Latest research suggests CBO estimates of the president's health care reform act aren't even close and ObamaCare would actually pile on national debt.
Prescribed by President Obama and a heavy-handed Democratic Party majority as political reform designed to cut deficit spending and brighten the federal government’s unsustainable fiscal outlook, the Affordable Care Act (ACA) would actually add as much as $530 billion to federal deficits while increasing spending by more than $1.15 trillion by 2021, according to a newly released Mercatus Center study.
The law includes a federal mandate requiring almost all Americans to purchase health insurance, federally subsidized health insurance exchanges, greatly expanded eligibility for Medicaid, reduced increases in Medicare payments, and an array of new taxes.
“The essence of (proponents') view was that the federal government’s long-term fiscal shortfall was almost entirely due to excess health care cost inflation and that comprehensive health care reform was therefore the most urgent requirement for fixing the fiscal problem,” said Charles Blahous, senior research fellow at the Mercatus Center of George Mason University.

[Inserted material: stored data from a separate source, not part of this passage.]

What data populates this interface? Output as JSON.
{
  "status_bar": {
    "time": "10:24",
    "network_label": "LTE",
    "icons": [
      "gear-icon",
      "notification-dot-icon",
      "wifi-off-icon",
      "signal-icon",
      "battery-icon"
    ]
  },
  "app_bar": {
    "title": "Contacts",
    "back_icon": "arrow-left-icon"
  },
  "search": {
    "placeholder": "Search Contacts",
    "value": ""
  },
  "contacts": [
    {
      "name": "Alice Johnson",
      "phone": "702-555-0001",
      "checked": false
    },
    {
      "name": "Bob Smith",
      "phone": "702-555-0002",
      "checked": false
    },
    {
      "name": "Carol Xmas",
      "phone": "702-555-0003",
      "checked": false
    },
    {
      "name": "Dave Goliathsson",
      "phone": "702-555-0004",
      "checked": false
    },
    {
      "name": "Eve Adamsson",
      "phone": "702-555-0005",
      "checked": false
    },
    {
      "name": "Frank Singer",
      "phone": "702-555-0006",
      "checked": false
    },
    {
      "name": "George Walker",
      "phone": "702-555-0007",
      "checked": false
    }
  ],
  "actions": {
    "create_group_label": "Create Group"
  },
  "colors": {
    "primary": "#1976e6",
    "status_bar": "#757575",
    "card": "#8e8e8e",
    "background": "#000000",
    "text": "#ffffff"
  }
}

During an April 2011 speech, Obama claimed his reforms in the health care law would “reduce our deficit by $1 trillion.”
In 2009, Peter Orszag, an avid ACA supporter, was named to head the Congressional Budget Office (CBO), which claimed the 2,700-page bill would shrink the national deficit, increase insurance coverage to millions of low-income Americans and fix Medicare.
The federal deficit has already increased over $5.5 trillion during President Obama’s term and the major costs of ACA do not kick in until 2014.
“Make no mistake: health care reform is entitlement reform,” said Obama in April 2009. Before the bill gained bitterly partisan approval in a sharply divided congress, former House Speaker Nancy Pelosi said “we must pass it so that you can see what is in it.”
“The federal government promised the health care law would finance two different activities-increasing Medicare solvency and extending health care coverage, but with only enough savings to pay for one. Thus, the ACA’s total new spending well exceeds its cost-savings provisions,” says Blahous in the Mercatus Center study.
Mercatus Study Conclusion: “To ensure the ACA does not worsen the federal fiscal outlook, fully two-thirds of its new health exchange subsidies would need to be repealed before benefits begin in 2014. Moreover, to ensure the ACA does not further increase federal health care financing commitments, the entirety of the new health subsidies and most of the ACA’s Medicaid/CHIP expansion must be eliminated. Alternatively, other cost reductions must be enacted to offset the new commitments made under the ACA.”